Олифант, не ожидавший такого ответа, приостанавливается, но решает, что продолжить сейчас лучше, чем отступить.
Олифант: Вы говорите, что у него трудная жизнь, что он столкнулся с черной стороной современности?
Холли: Да. Он мне кажется кем-то вроде юродивого, святого Жене, говоря словами Сартра. Или Идиотом Достоевского – чистым существом в жестоком мире. Для Сартра Жене шаман, он в смерти растерзан духами, разорван в клочья, но рождается заново мудрецом. Мудрость Джуда Мейсона – это мудрость воскресших. Он прошел через муки и возродился в творчестве…

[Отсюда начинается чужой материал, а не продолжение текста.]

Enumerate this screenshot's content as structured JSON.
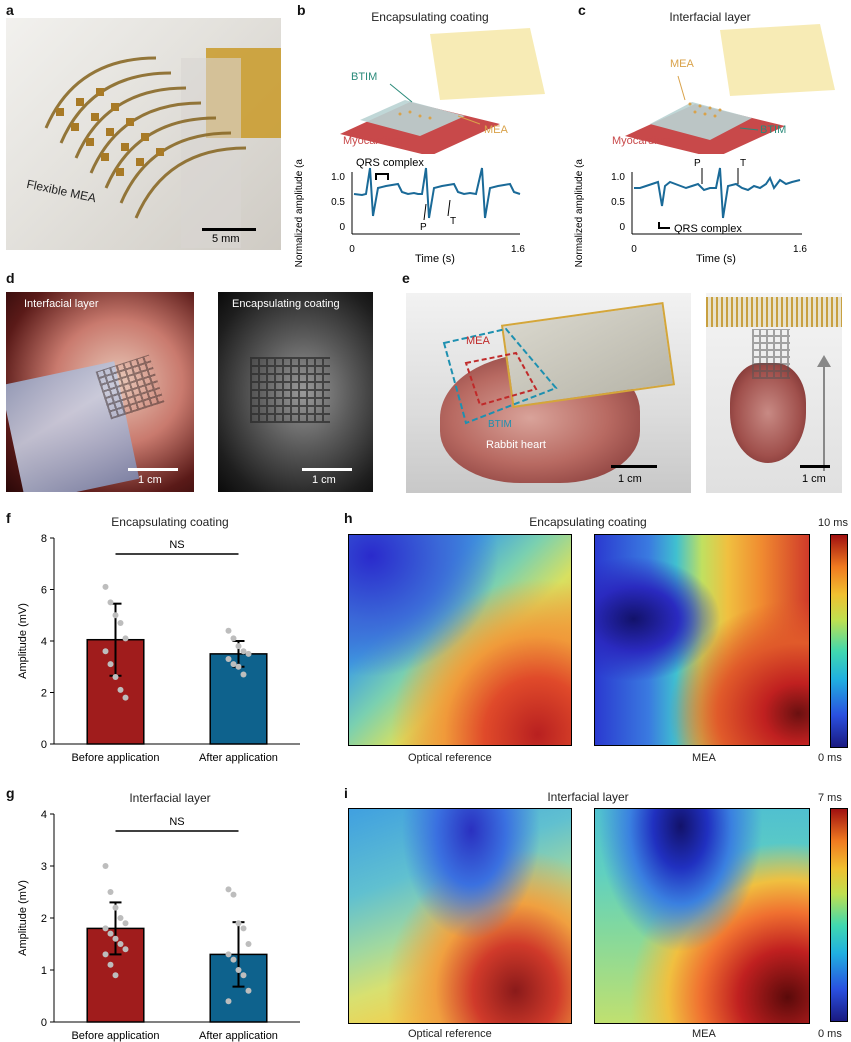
{
  "panels": {
    "a": {
      "label": "a",
      "photo_text": "Flexible MEA",
      "scale": "5 mm"
    },
    "b": {
      "label": "b",
      "title": "Encapsulating coating",
      "btim": "BTIM",
      "mea": "MEA",
      "myocardium": "Myocardium",
      "qrs": "QRS complex",
      "p": "P",
      "t": "T",
      "ylabel": "Normalized amplitude (a.u.)",
      "xlabel": "Time (s)",
      "yticks": [
        "0",
        "0.5",
        "1.0"
      ],
      "xticks": [
        "0",
        "1.6"
      ]
    },
    "c": {
      "label": "c",
      "title": "Interfacial layer",
      "btim": "BTIM",
      "mea": "MEA",
      "myocardium": "Myocardium",
      "qrs": "QRS complex",
      "p": "P",
      "t": "T",
      "ylabel": "Normalized amplitude (a.u.)",
      "xlabel": "Time (s)",
      "yticks": [
        "0",
        "0.5",
        "1.0"
      ],
      "xticks": [
        "0",
        "1.6"
      ]
    },
    "d": {
      "label": "d",
      "left_title": "Interfacial layer",
      "right_title": "Encapsulating coating",
      "scale_left": "1 cm",
      "scale_right": "1 cm"
    },
    "e": {
      "label": "e",
      "mea": "MEA",
      "btim": "BTIM",
      "heart": "Rabbit heart",
      "scale_left": "1 cm",
      "scale_right": "1 cm"
    },
    "f": {
      "label": "f",
      "title": "Encapsulating coating",
      "sig": "NS"
    },
    "g": {
      "label": "g",
      "title": "Interfacial layer",
      "sig": "NS"
    },
    "h": {
      "label": "h",
      "title": "Encapsulating coating",
      "left": "Optical reference",
      "right": "MEA",
      "cb_max": "10 ms",
      "cb_min": "0 ms"
    },
    "i": {
      "label": "i",
      "title": "Interfacial layer",
      "left": "Optical reference",
      "right": "MEA",
      "cb_max": "7 ms",
      "cb_min": "0 ms"
    }
  },
  "chart_data": [
    {
      "type": "bar",
      "panel": "f",
      "title": "Encapsulating coating",
      "categories": [
        "Before application",
        "After application"
      ],
      "values": [
        4.05,
        3.5
      ],
      "errors": [
        1.4,
        0.5
      ],
      "points": [
        [
          6.1,
          5.5,
          5.0,
          4.7,
          4.1,
          3.6,
          3.1,
          2.6,
          2.1,
          1.8
        ],
        [
          4.4,
          4.1,
          3.8,
          3.6,
          3.5,
          3.3,
          3.1,
          3.0,
          2.7
        ]
      ],
      "ylabel": "Amplitude (mV)",
      "ylim": [
        0,
        8
      ],
      "yticks": [
        "0",
        "2",
        "4",
        "6",
        "8"
      ],
      "colors": [
        "#a01c1c",
        "#0e628d"
      ]
    },
    {
      "type": "bar",
      "panel": "g",
      "title": "Interfacial layer",
      "categories": [
        "Before application",
        "After application"
      ],
      "values": [
        1.8,
        1.3
      ],
      "errors": [
        0.5,
        0.62
      ],
      "points": [
        [
          3.0,
          2.5,
          2.2,
          2.0,
          1.9,
          1.8,
          1.7,
          1.6,
          1.5,
          1.4,
          1.3,
          1.1,
          0.9
        ],
        [
          2.55,
          2.45,
          1.9,
          1.8,
          1.5,
          1.3,
          1.2,
          1.0,
          0.9,
          0.6,
          0.4
        ]
      ],
      "ylabel": "Amplitude (mV)",
      "ylim": [
        0,
        4
      ],
      "yticks": [
        "0",
        "1",
        "2",
        "3",
        "4"
      ],
      "colors": [
        "#a01c1c",
        "#0e628d"
      ]
    }
  ],
  "colors": {
    "red_bar": "#a01c1c",
    "blue_bar": "#0e628d",
    "trace": "#1a6a98"
  }
}
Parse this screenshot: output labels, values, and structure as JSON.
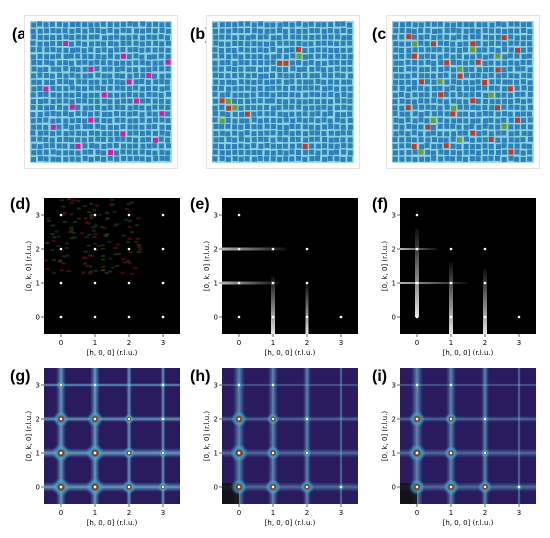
{
  "panels": {
    "a": {
      "label": "(a)",
      "type": "lattice"
    },
    "b": {
      "label": "(b)",
      "type": "lattice"
    },
    "c": {
      "label": "(c)",
      "type": "lattice"
    },
    "d": {
      "label": "(d)",
      "type": "diffraction-gray"
    },
    "e": {
      "label": "(e)",
      "type": "diffraction-gray"
    },
    "f": {
      "label": "(f)",
      "type": "diffraction-gray"
    },
    "g": {
      "label": "(g)",
      "type": "diffraction-color"
    },
    "h": {
      "label": "(h)",
      "type": "diffraction-color"
    },
    "i": {
      "label": "(i)",
      "type": "diffraction-color"
    }
  },
  "axes": {
    "xlabel": "[h, 0, 0] (r.l.u.)",
    "ylabel": "[0, k, 0] (r.l.u.)",
    "xticks": [
      "0",
      "1",
      "2",
      "3"
    ],
    "yticks": [
      "0",
      "1",
      "2",
      "3"
    ]
  },
  "colors": {
    "tile_blue": "#2e7fb8",
    "tile_magenta": "#d01f9e",
    "tile_red": "#c0392b",
    "tile_green": "#6e9a35",
    "gap_cyan": "#8fd3e0",
    "plot_bg_gray": "#000000",
    "plot_bg_color": "#2a1a5e"
  },
  "chart_data": [
    {
      "type": "heatmap",
      "panel": "d",
      "xlim": [
        -0.5,
        3.5
      ],
      "ylim": [
        -0.5,
        3.5
      ],
      "bragg_peaks": [
        [
          0,
          0
        ],
        [
          1,
          0
        ],
        [
          2,
          0
        ],
        [
          3,
          0
        ],
        [
          0,
          1
        ],
        [
          1,
          1
        ],
        [
          2,
          1
        ],
        [
          3,
          1
        ],
        [
          0,
          2
        ],
        [
          1,
          2
        ],
        [
          2,
          2
        ],
        [
          3,
          2
        ],
        [
          0,
          3
        ],
        [
          1,
          3
        ],
        [
          2,
          3
        ],
        [
          3,
          3
        ]
      ]
    },
    {
      "type": "heatmap",
      "panel": "e",
      "xlim": [
        -0.5,
        3.5
      ],
      "ylim": [
        -0.5,
        3.5
      ],
      "bragg_peaks": [
        [
          0,
          0
        ],
        [
          1,
          0
        ],
        [
          2,
          0
        ],
        [
          3,
          0
        ],
        [
          0,
          1
        ],
        [
          1,
          1
        ],
        [
          2,
          1
        ],
        [
          0,
          2
        ],
        [
          1,
          2
        ],
        [
          2,
          2
        ],
        [
          0,
          3
        ]
      ]
    },
    {
      "type": "heatmap",
      "panel": "f",
      "xlim": [
        -0.5,
        3.5
      ],
      "ylim": [
        -0.5,
        3.5
      ],
      "bragg_peaks": [
        [
          0,
          0
        ],
        [
          1,
          0
        ],
        [
          2,
          0
        ],
        [
          3,
          0
        ],
        [
          0,
          1
        ],
        [
          1,
          1
        ],
        [
          2,
          1
        ],
        [
          0,
          2
        ],
        [
          1,
          2
        ],
        [
          2,
          2
        ],
        [
          0,
          3
        ]
      ]
    },
    {
      "type": "heatmap",
      "panel": "g",
      "xlim": [
        -0.5,
        3.5
      ],
      "ylim": [
        -0.5,
        3.5
      ]
    },
    {
      "type": "heatmap",
      "panel": "h",
      "xlim": [
        -0.5,
        3.5
      ],
      "ylim": [
        -0.5,
        3.5
      ]
    },
    {
      "type": "heatmap",
      "panel": "i",
      "xlim": [
        -0.5,
        3.5
      ],
      "ylim": [
        -0.5,
        3.5
      ]
    }
  ]
}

Обвиняемый без благодарности выслушивает этот странный панегирик. Сторона защиты не знает, куда деть глаза от неловкости. Сэр Августин Уэйхолл поднимается с места: его черед.
Уэйхолл: Меня заинтересовали ваши слова о христианстве и садомазохизме. Вы утверждаете, что в «Балабонской башне» пытки представлены как религиозный опыт, как познание жестокости этого мира и его Творца?
Холли: Да, утверждаю. Я в этом убежден.
Уэйхолл: Вы считаете, что, описывая половые изуверства, автор руководствовался исключительно религиозным чувством и желанием открыть читателю все бездны унижения, боли и садизма?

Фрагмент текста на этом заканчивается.